[Haskell-cafe] blas bindings, why are they so much slower the C?

Richard A. O'Keefe ok at cs.otago.ac.nz
Wed Jun 18 20:17:58 EDT 2008


On 19 Jun 2008, at 4:16 am, Anatoly Yakovenko wrote:
> C doesn't work like that :).  functions always get called.

Not true.  A C compiler must produce the same *effect* as if
the function had been called, but if by some means the compiler
knows that the function has no effect, it is entitled to skip
the call.  In particular, the C compiler I normally use offers
these pragmas, amongst others:

#pragma does_not_write_global_data (funcname [, funcname])
#pragma no_side_effect(funcname[, funcname])

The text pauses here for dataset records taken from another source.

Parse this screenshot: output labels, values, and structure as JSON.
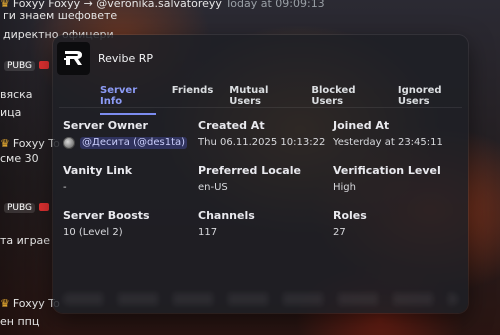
{
  "background_chat": [
    {
      "text": "Foxyy Foxyy → @veronika.salvatoreyy",
      "badge": "Today at 09:09:13"
    },
    {
      "text": "ги знаем шефовете"
    },
    {
      "text": "директно офицери"
    },
    {
      "tag": "PUBG",
      "text": ""
    },
    {
      "text": "вяска"
    },
    {
      "text": "ица"
    },
    {
      "text": "Foxyy To"
    },
    {
      "text": "сме 30"
    },
    {
      "tag": "PUBG",
      "text": ""
    },
    {
      "text": "та играе"
    },
    {
      "text": "Foxyy To"
    },
    {
      "text": "ен ппц"
    }
  ],
  "server": {
    "name": "Revibe RP",
    "icon": "revibe-logo-icon"
  },
  "tabs": [
    {
      "label": "Server Info",
      "active": true
    },
    {
      "label": "Friends",
      "active": false
    },
    {
      "label": "Mutual Users",
      "active": false
    },
    {
      "label": "Blocked Users",
      "active": false
    },
    {
      "label": "Ignored Users",
      "active": false
    }
  ],
  "info": {
    "owner_label": "Server Owner",
    "owner_value": "@Десита (@des1ta)",
    "created_label": "Created At",
    "created_value": "Thu 06.11.2025 10:13:22",
    "joined_label": "Joined At",
    "joined_value": "Yesterday at 23:45:11",
    "vanity_label": "Vanity Link",
    "vanity_value": "-",
    "locale_label": "Preferred Locale",
    "locale_value": "en-US",
    "verification_label": "Verification Level",
    "verification_value": "High",
    "boosts_label": "Server Boosts",
    "boosts_value": "10 (Level 2)",
    "channels_label": "Channels",
    "channels_value": "117",
    "roles_label": "Roles",
    "roles_value": "27"
  },
  "colors": {
    "accent": "#8c9bf5",
    "mention_bg": "#5865f2"
  }
}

So with a declaration like

	extern double cblas_ddot(
			int,
		        double const *, int,
                         double const *, int);
	#pragma no_side_effect (cblas_ddot)
>
the compiler would be completely within its rights to discard
any call to cblas_ddot() whose result was not used.  (As it
happens, it didn't, but it would have been allowed to.)
If using gcc,

	extern double cblas_ddot( ... as before ...)
		__attribute__ ((const));

seems to have the same effect, certainly the test case I tried
did in fact completely eliminate a call to cblas_ddot() when
so declared.

Since the malloc() results pointed to uninitialised memory,
the C compiler was entitled to do anything it pleased anyway.